The concepts of the GLE constitute an elaboration of Frankl’s approach and, in particular, include work on emotions and biography. This is especially important since the existential analytical and logotherapeutical anthropology sees humans as beings who constantly shape their lives with conscious or unconscious decisions. But decisions can only be taken in a meaningful way, if the values in question are made conscious, are experienced and are weighed against each other. This act requires perceptivity as far as the world around is concerned instead of self-absorption. Furthermore, this is only possible if one has access to one’ s emotions which bring a person in touch with his or her values.

Existential analysis does not see a person as the mere result of innerpsychic processes or of the influences of his environment, but as someone who can shape himself in those things that count in life. Therefore notions like being (existence), relation (values), freedom of decision, responsibility (conscience) form the fundamental concepts of the existential analytical way of thinking and they all lead to the idea of “meaning” (=logos).

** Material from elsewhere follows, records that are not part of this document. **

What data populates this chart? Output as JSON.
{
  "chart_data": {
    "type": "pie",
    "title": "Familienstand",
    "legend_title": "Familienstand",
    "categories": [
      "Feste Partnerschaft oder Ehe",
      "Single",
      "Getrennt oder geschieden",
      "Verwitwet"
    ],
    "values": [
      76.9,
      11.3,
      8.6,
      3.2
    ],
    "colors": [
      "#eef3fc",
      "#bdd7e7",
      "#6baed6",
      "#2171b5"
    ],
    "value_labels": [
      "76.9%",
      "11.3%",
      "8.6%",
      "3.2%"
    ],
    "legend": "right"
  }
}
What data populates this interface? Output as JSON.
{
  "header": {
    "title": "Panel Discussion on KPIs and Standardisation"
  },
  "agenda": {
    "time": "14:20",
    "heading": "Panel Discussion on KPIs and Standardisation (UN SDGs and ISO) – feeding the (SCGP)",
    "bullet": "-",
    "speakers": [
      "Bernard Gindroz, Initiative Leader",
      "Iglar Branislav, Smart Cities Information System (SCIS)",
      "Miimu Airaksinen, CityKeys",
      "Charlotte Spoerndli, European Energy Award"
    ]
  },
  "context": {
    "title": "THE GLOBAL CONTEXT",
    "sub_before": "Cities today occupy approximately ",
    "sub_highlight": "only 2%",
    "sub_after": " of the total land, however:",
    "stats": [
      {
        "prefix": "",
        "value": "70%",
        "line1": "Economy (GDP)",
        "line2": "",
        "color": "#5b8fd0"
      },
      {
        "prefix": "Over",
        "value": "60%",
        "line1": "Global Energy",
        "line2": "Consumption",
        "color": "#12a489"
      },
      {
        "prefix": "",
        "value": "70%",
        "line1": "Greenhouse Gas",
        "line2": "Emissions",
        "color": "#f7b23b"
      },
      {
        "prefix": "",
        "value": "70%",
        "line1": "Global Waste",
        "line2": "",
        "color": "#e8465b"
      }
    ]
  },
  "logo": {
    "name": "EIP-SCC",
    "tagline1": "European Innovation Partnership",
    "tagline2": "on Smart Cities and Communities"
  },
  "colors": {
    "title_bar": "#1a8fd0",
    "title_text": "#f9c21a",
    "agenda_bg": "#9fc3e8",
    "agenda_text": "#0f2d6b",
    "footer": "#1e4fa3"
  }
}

The practical application of logotherapy as a meaning-oriented form of counselling and treatment consists primarily in assisting people who are not (yet) ill, but who suffer from a sense of loss of existential orientation. Thus logotherapy is widely applicable in psychological, psychohygienic, social, preventive, caring, educational and pastoral fields. It contributes to the prophylaxis of neuroses and to the prevention and treatment of feelings of meaninglessness and emptiness (“existential vacuum”). Its aim is to enhance the individual experience of meaning by leading to a freely chosen responsibility (“individual responsibility”).

Existential analysis and logotherapy dispose of roughly a dozen specific methods and techniques to realise this conception.

Leading a meaningful life means doing what one has sensed and recognized as being valuable.